I see this field leading to something truly transformative—the ability to deliver precise care and predict the right intervention at the right time in a patient’s disease trajectory. If we can do that, we can save people like Elizabeth Kauffman and my cousin from untimely deaths.  

Slone Partners: Much is being made about wearables, implantables, portable digital health records, and other technologies that empower patients more and more. As hardware, data and software continue to exponentially evolve and converge, what’s your utopian view of the patient “symptom-to-diagnosis-to-treatment-to-cure” experience 25 or even 50 years from now? 

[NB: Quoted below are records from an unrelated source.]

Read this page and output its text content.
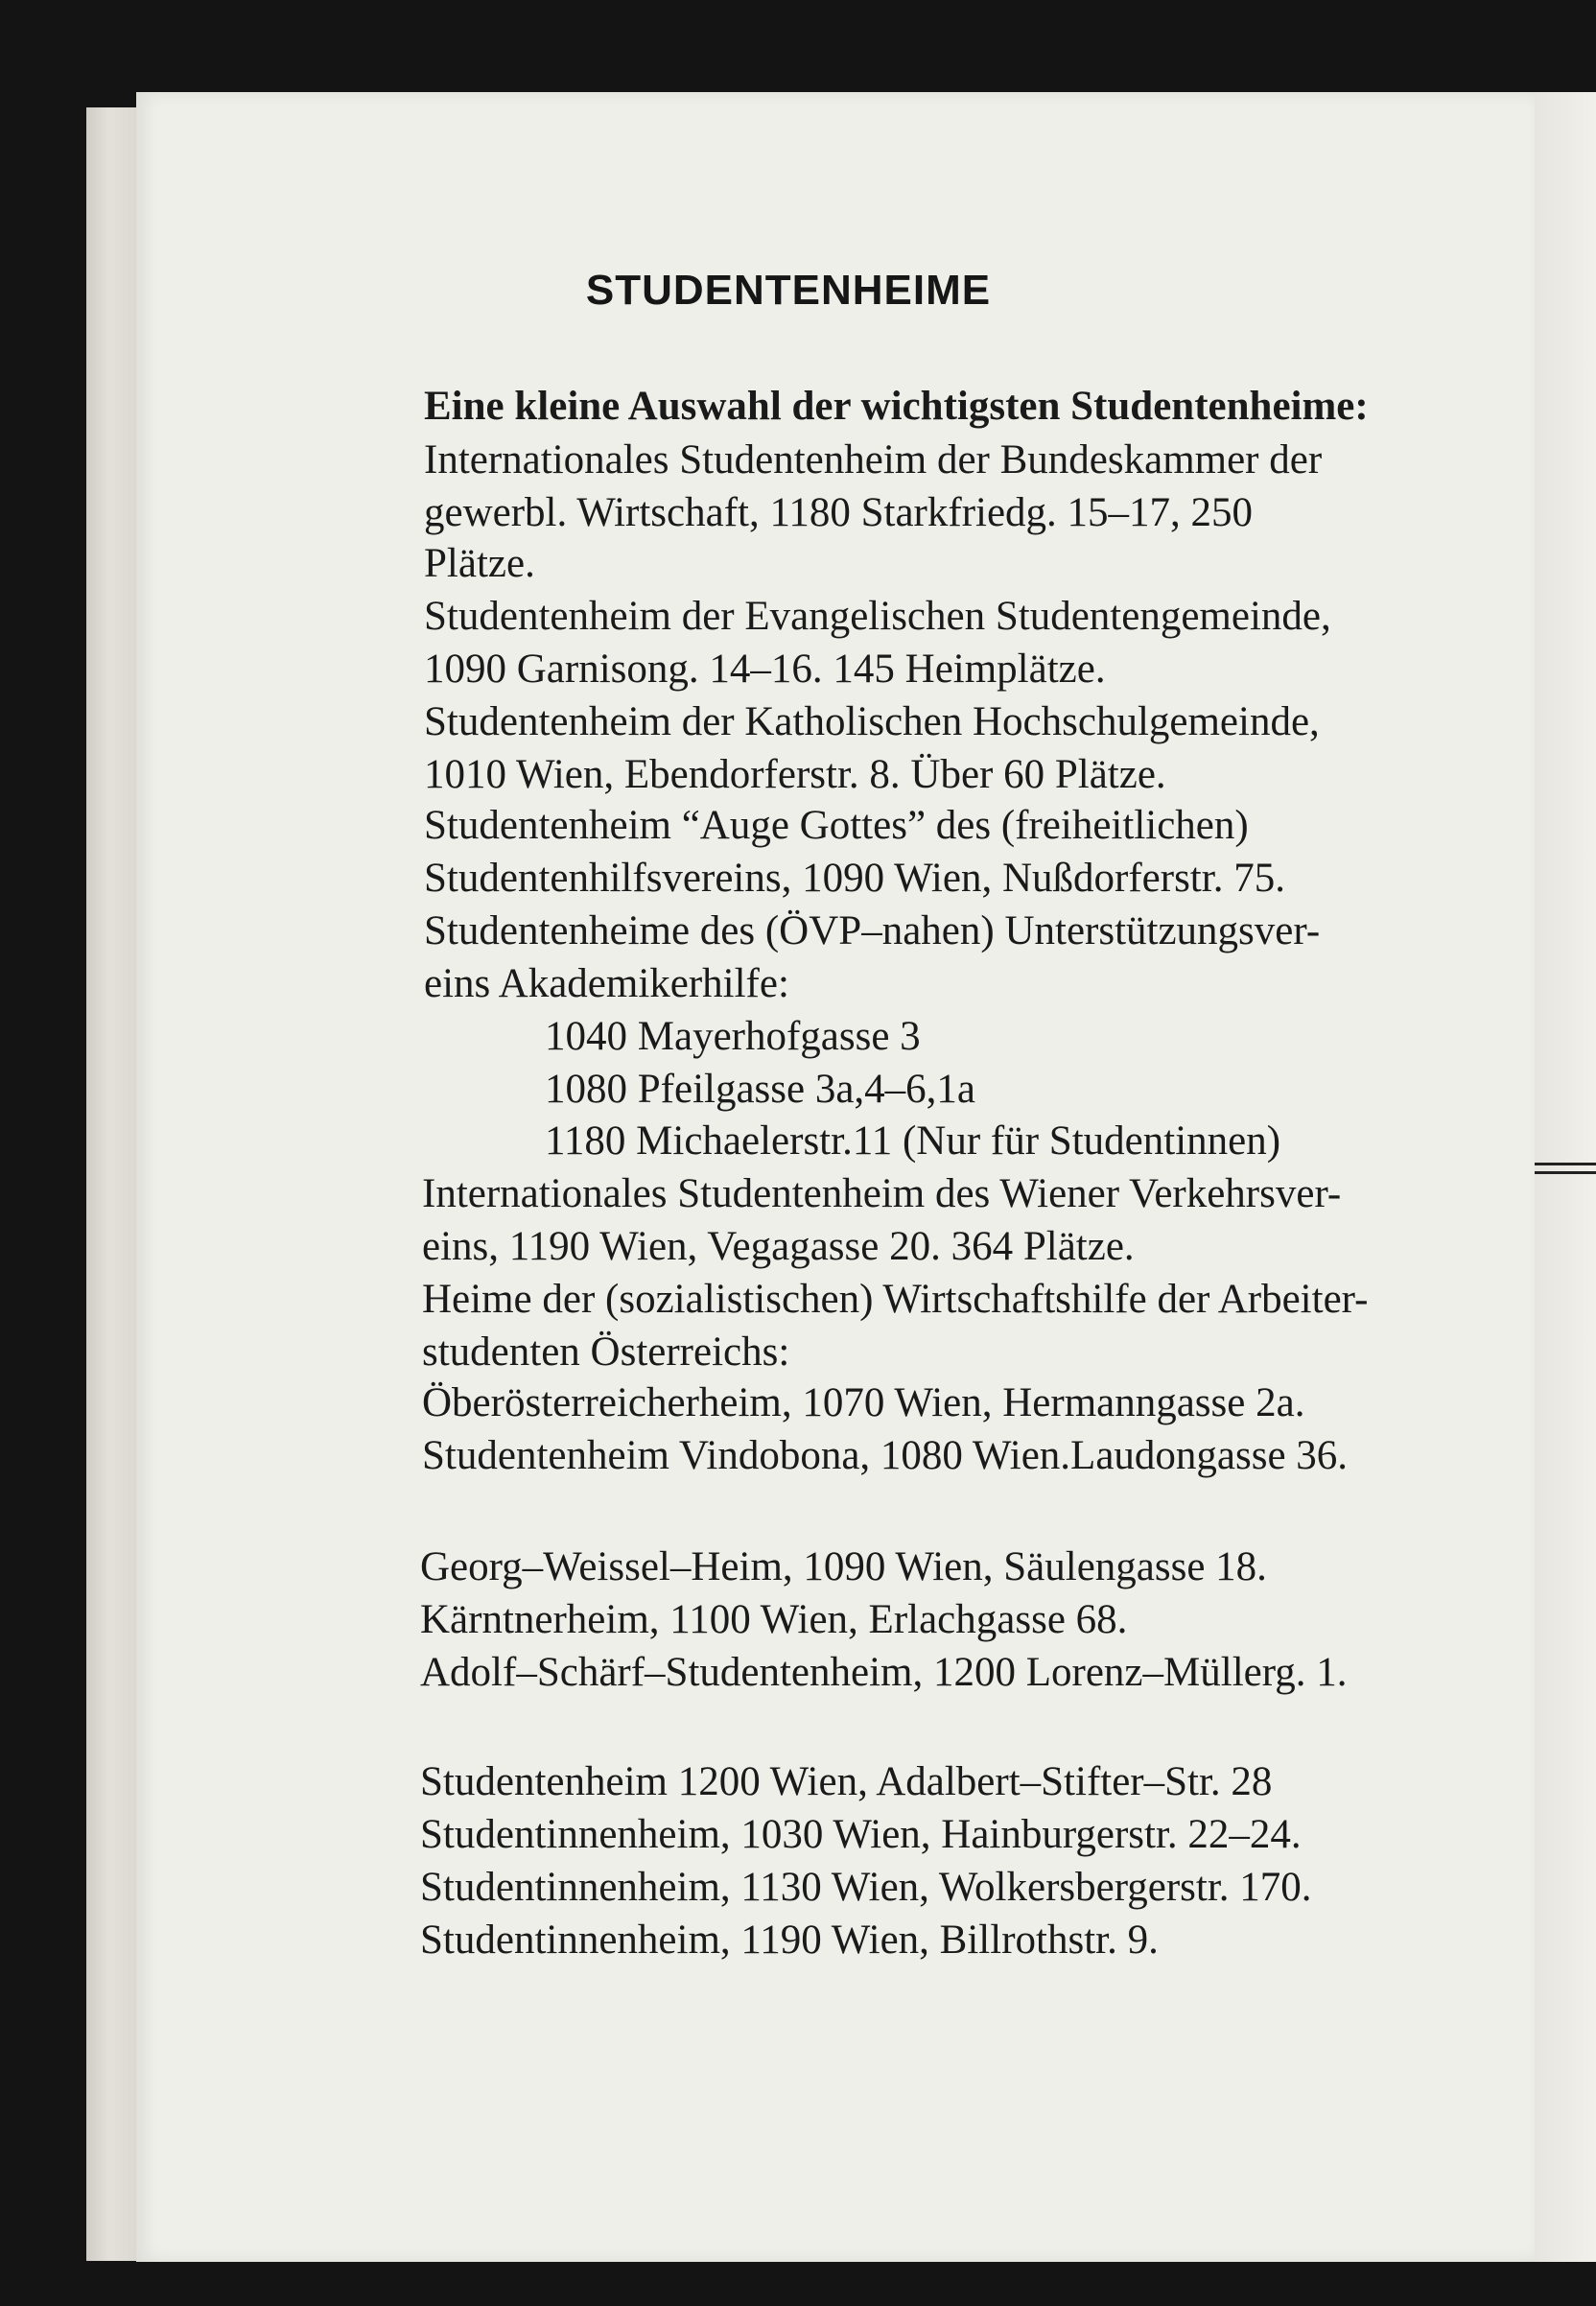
STUDENTENHEIME
Eine kleine Auswahl der wichtigsten Studentenheime:
Internationales Studentenheim der Bundeskammer der
gewerbl. Wirtschaft, 1180 Starkfriedg. 15–17, 250
Plätze.
Studentenheim der Evangelischen Studentengemeinde,
1090 Garnisong. 14–16. 145 Heimplätze.
Studentenheim der Katholischen Hochschulgemeinde,
1010 Wien, Ebendorferstr. 8. Über 60 Plätze.
Studentenheim “Auge Gottes” des (freiheitlichen)
Studentenhilfsvereins, 1090 Wien, Nußdorferstr. 75.
Studentenheime des (ÖVP–nahen) Unterstützungsver-
eins Akademikerhilfe:
1040 Mayerhofgasse 3
1080 Pfeilgasse 3a,4–6,1a
1180 Michaelerstr.11 (Nur für Studentinnen)
Internationales Studentenheim des Wiener Verkehrsver-
eins, 1190 Wien, Vegagasse 20. 364 Plätze.
Heime der (sozialistischen) Wirtschaftshilfe der Arbeiter-
studenten Österreichs:
Öberösterreicherheim, 1070 Wien, Hermanngasse 2a.
Studentenheim Vindobona, 1080 Wien.Laudongasse 36.
Georg–Weissel–Heim, 1090 Wien, Säulengasse 18.
Kärntnerheim, 1100 Wien, Erlachgasse 68.
Adolf–Schärf–Studentenheim, 1200 Lorenz–Müllerg. 1.
Studentenheim 1200 Wien, Adalbert–Stifter–Str. 28
Studentinnenheim, 1030 Wien, Hainburgerstr. 22–24.
Studentinnenheim, 1130 Wien, Wolkersbergerstr. 170.
Studentinnenheim, 1190 Wien, Billrothstr. 9.
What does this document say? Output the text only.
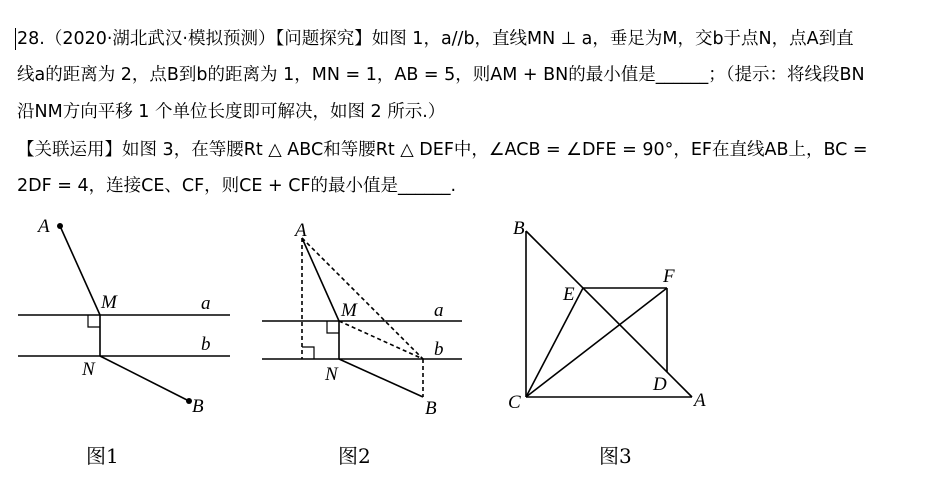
28.（2020·湖北武汉·模拟预测）【问题探究】如图 1，a//b，直线MN ⊥ a，垂足为M，交b于点N，点A到直
线a的距离为 2，点B到b的距离为 1，MN = 1，AB = 5，则AM + BN的最小值是______；（提示：将线段BN
沿NM方向平移 1 个单位长度即可解决，如图 2 所示.）
【关联运用】如图 3，在等腰Rt △ ABC和等腰Rt △ DEF中，∠ACB = ∠DFE = 90°，EF在直线AB上，BC =
2DF = 4，连接CE、CF，则CE + CF的最小值是______.
A
M	a
b
N
B
图1
A
M	a
b
N
B
图2
B
E
F
D
C	A
图3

Mr. Hill: Health data is only going to grow and become more refined, complete and tangible. The computing power is only going to become faster and more powerful, and AI technology will continue to get smarter.  This means that we have the opportunity to discover more insights about disease, unravel human biology and make a significant impact on the health of patients.

Our ability to tap into patient generated data and fold that into our toolbox is just beginning to show real promise. I joined the board of BioTelemetry, (NASDAQ: BEAT), the largest mobile health information company in the world, because I think this kind of data is becoming increasingly crucial to our understanding of disease. The remote monitoring technology and service that BioTelemetry developed and applies is the current gold standard in detecting irregular heart rhythms and has already expanded to type 2 diabetes. The mobile health information has the potential to enable the earlier detection and prediction of disease events and the ability to intervene and keep the individual out of the hospital, improving health outcomes and saving money. We’re even seeing big consumer tech companies such as Apple collaborating with Biotelemetry and Stanford to impact consumer health on a large scale. I think we will see more of these types of breakthrough partnerships.

In terms of the next 25 or 50 years, I believe we are on a path to cure cancer in the near future. We are getting to the point of being able to precisely target the right treatment intervention based on an individual’s biology and disease. We are seeing more results where patients are living longer, higher quality lives. I think our understanding will continue to grow exponentially over the next half century. And Causal AI with “big data” will get us there.

Slone Partners: What makes you happy personally? 

Mr. Hill: As an entrepreneur and former scientist, my work drives me (there are people in my life who think I work too much). I truly love what I do. The progress we continue to make as a company on a big mission that really matters, and the enthusiasm of our team is what gets me out of bed each morning. Other than that, I’ve played tennis competitively for most of my life and still enjoy getting out on the court, as well as biking, hanging out on Martha’s Vineyard or Dominica, and going to Big Boys Camp on Green’s Island Maine.